First he's not overleveraged from buying Twitter. He bought it with Russian, Saudi, and 400 other investor's money. There was aist recently published.

Second, he doesn't need to put any personal money to pay Twitter's fines, Twitter has its own money/debts and accounting.

Third, even if it was his own money, he would sell stock, he could borrow against it, avoiding selling it.

Fourth, even if all of the above was true (which it isn't) for a hundred-billionaire, losing tens of millions doesn't register. It's like someone with a couple million bucks in the bank losing a few hundred. It's like a nice dinner.

[–] Voroxpete@sh.itjust.works 2 points 3 hours ago* (last edited 2 hours ago) (1 children)

Point four I've already answered; the need to liquidate stock amplifies any costs, with a potential to create a catastrophic snowball that could lead to a significant collapse in his fortune (nothing could ever make Musk "poor" by any sane standard, but he could become significantly poorer, which I'm sure to him would be the end of the world).

Point three is answered by him being overleveraged. He took on a lot of debt to buy Twitter, which makes taking on additional debt significantly harder. You've both tried to dispute this, while simultaneously confirming it. We'll get to that with point one.

Point two is misleading. While Twitter does have its own accounts, those coffers are bare. Either Musk foots the bill out of his own pocket, or the company goes bankrupt.
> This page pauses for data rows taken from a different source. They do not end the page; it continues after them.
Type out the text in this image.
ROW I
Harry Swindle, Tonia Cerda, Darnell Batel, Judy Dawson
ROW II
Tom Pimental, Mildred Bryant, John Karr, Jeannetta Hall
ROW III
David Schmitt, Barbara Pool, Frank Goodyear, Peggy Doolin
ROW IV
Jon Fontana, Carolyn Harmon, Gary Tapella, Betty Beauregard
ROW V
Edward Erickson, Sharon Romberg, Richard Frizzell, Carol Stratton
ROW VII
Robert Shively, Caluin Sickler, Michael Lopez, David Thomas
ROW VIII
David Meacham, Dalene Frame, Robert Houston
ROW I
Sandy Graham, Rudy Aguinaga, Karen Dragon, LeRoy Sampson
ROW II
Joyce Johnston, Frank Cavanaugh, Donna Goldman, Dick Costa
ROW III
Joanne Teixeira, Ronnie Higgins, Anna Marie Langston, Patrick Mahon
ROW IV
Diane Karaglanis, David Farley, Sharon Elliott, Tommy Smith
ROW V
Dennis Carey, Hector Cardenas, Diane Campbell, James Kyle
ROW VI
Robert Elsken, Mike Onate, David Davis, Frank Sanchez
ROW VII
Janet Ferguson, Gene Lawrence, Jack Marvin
Either way, he's still on the hook for about $800,000,000 a year in interest payments on the debt it took to buy it.

Which brings us to point one; you've tried to dispute this point by offering the evidence that confirms it. As your correctly state, Musk went into business with a murderers row of the kind of merciless loan sharks that you only do business with if the banks all laughed at you. As I mentioned previously the interest on the debts he took on to buy Twitter is $800 million a year. You don't accept those kinds of financing terms if you have better options. The fact that he did is all the proof you need that his credit is shit. The banks know damn well how precarious his wealth is. And if further evidence was needed, consider this; why did he trigger a significant collapse in Tesla's stock price last year selling off stock to service those debts if he had the option of simply borrowing against his assets as you claim?

[–] Tja@programming.dev 1 points 1 hour ago

Twitter is it's own entity. Musk is not in debt, Twitter is. And if their coffers are empty they can take more debt, in Twitter's name. I'm sure a Saudi bank would oblige as long as it's useful. However Twitter could go bankrupt and Musk would just lose his initial investment, which was a couple of billions max. Saudis, Russians and the Peter Thiels of the world would lose their investments as well, which I'm sure they would see as a small price to pay to kill a platform so inconvenient for them as Twitter was.

Tesla? Last year all tech stocks took a dive. Tesla's price is based on unicorns and rainbows, so it tracks the tech bubble more than real companies like Ford. Same like OpenAI and others.

[–] bbuez@lemmy.world 2 points 6 hours ago

Then WHY fight something that would've been pennies and now will at least be dimes? As much as I want to believe musk is close to insolvency, I don't think its quite possible yet. But then why die on these stupid little hills?